From digest.v6.n594 Mon Apr 28 18:49:23 1997
From: Don Eilenberger <deilenberger_at_monmouth.com>
Date: Mon, 28 Apr 1997 15:32:15 -0400
Subject: RE: Alloy wheel refinishing
DE = Don Eilenberger = deilenberger_at_monmouth.com
DM = Don McMahon = ??
>From: Ware Adams <wadams_at_mindspring.com>
>Date: Mon, 28 Apr 97 10:22:03 -0400
>Subject: Alloy wheel refinishing
>Does anyone know of a place in the Washington, DC area that can do a good
>job refinishing alloy wheels. I've got a set that need to be painted and
>have some minor scuffs dealt with (no bends or anything like that).
>On a related note, I remember a while ago someone (Don E.?) posted a
>summary of how to refinish a wheel (e.g. what color Wurth paint to use,
>etc...). Does anyone know the details of this?
>The reason for these questions is that over the last month I've come into
>a set of both the early and late style 2002 alloys (I must be living
>right), and the latter need refinishing.
>Thanks in advance,
Ware - et.al.. this is more or less a no-brainer, very little you
can screw up.
Since the rims are off the car - it's even easier, and easier YET
if there aren't tires on'em.
Steps to take:
- Get the correct paint, which is Wurth Silver Wheel paint and
Wurth Clear Wheel Lacquer - Eurasian has it at about $13/can. Order
2 cans of silver, one of clear (you'll have some of each left).
- Remove wheels from car
- Clean 'em - they do not have to be stripped! I use some agressive
wheel cleaners, followed by a scotchbrite pad and Simple Green. Sand
down using 320-400 grit sandpaper any brake dust that didn't come off
with the above technique. Use the paper wet.. (simple green also works
as a good lubricant). You should try to avoid sanding through the primer
on the wheels (it will appear whitish in color).

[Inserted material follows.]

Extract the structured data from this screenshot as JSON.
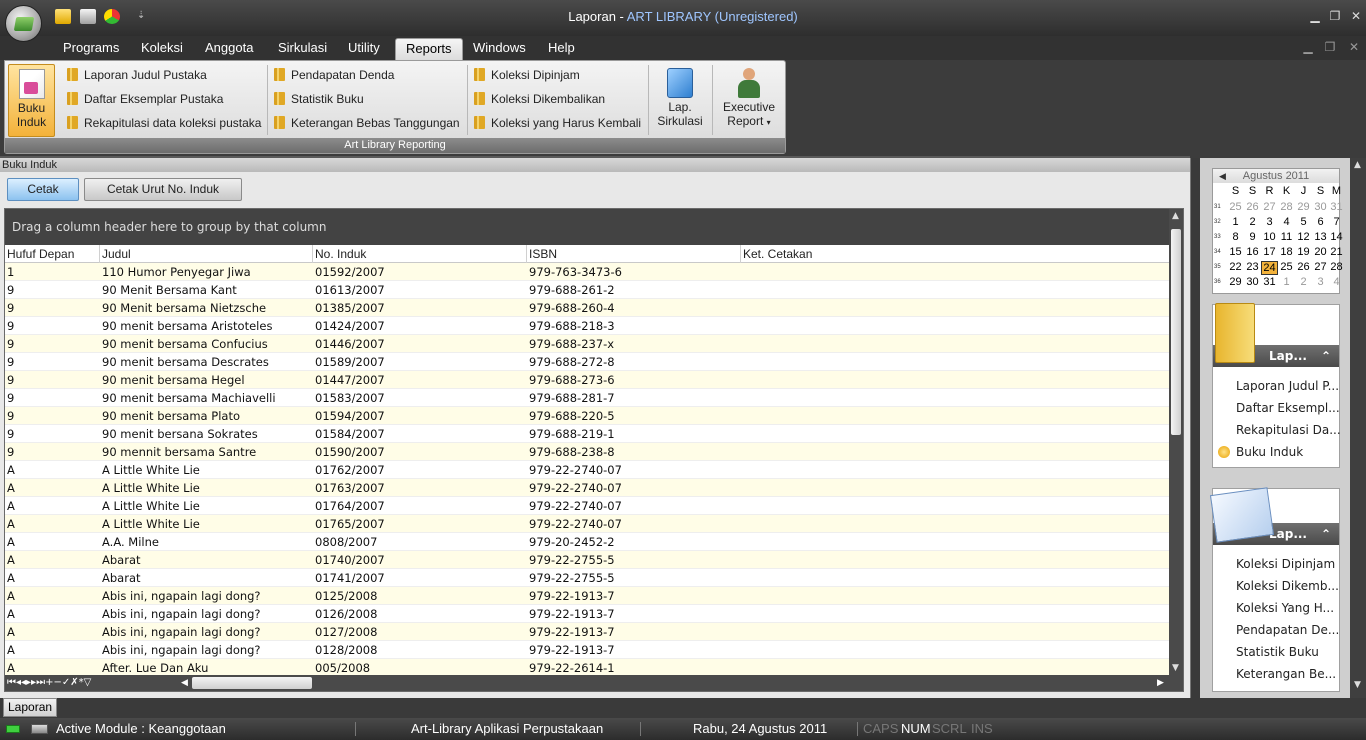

DM>3a. I'm pretty finicky with respect to unprimed anodized wheels and used
DM>an acid bath - I have used the product: Alumi-Prep.
DE>Yup - in this case I was assuming stock wheels (which were what was
DE>mentioned) which are painted and primed.. Alumi-Prep will remove
DE>any corrosion on anodized or unanodized wheels (it's popular with
DE>the Beemer crowd for cleaning up BMW's rough aluminum castings..).
4. Clean'em again and rinse very carefully!
5. Let'em dry.
6. If tires are mounted - mask them off. I use the easy-stripping blue
masking tape available at paint stores and boat-supply houses. This tape
will come off after long periods of exposure - even hot sun - without
leaving any residue behind. Use the lip of the rim as your template and
mask well using tape/newspaper.
DM>6a. Place the wheel to be painted on a rotating support device that holds
DM>the wheel at a high enough level to allow good visibility of the areas to
DM>be painted - illuminate if indoors. This really helps with wheels with a
DM>lot of spokes (e.g. E3 wheels) and tiny areas to paint.
DE>Good advice if you have such a beast. I've had good success circling
DE>the wheel, and rotating it on the garage floor between coats.
7. Lay'em down on a surface you don't care about (ie - I kinda like
the patterns on my garage floor.. but you may want to use newspaper.
Make CERTAIN the surface is dust-free!)
8. Shake-shake-shake that can'o'silver! Give it about 5 minutes the first
time - or until your arm feels like it's gonna fall off.
9. Practice your spray technique if you are unfamiliar with this. Your
goal is light, evenly covered layers of paint. You are not gonna do
the finish job with the first coat.
DM>9a. Get a painter's mask and put it on nice and snug. Even with the mask,
DM>avoid the fumes. It only costs a few bucks and will save bronchial tubes
DE>Very good advice! And we don't mean a dust-mask (white paper) here.. we
DE>mean an organic vapors mask - available at Sears and other fine home
DE>do-it-yourself stores! Bronchitis is no fun (BTDT)!
10. Start spraying. Light, even strokes, end the stroke OFF the area
being painted - and start it OFF the area being painted. If you see
any blobs - you are either too close, or it is too cold or too humid.
A warm dry day is best!
11. Figure on 2-3 coats of the silver. When done you want it even looking
without drools or blobs. Follow directions on can for dry times and
12. When completely dry - do a coat of the clear on top. You do not
need a HEAVY coat of clear - you do want even coverage.
13. When completely dry - after a few days - put a coat of wax on'em..
it will help keep the brake-dust from eating up your new paintjob. You
can remove any masking tape/paper you used, or have your tires mounted!
Congratulate yourself - they look just like new don't they?!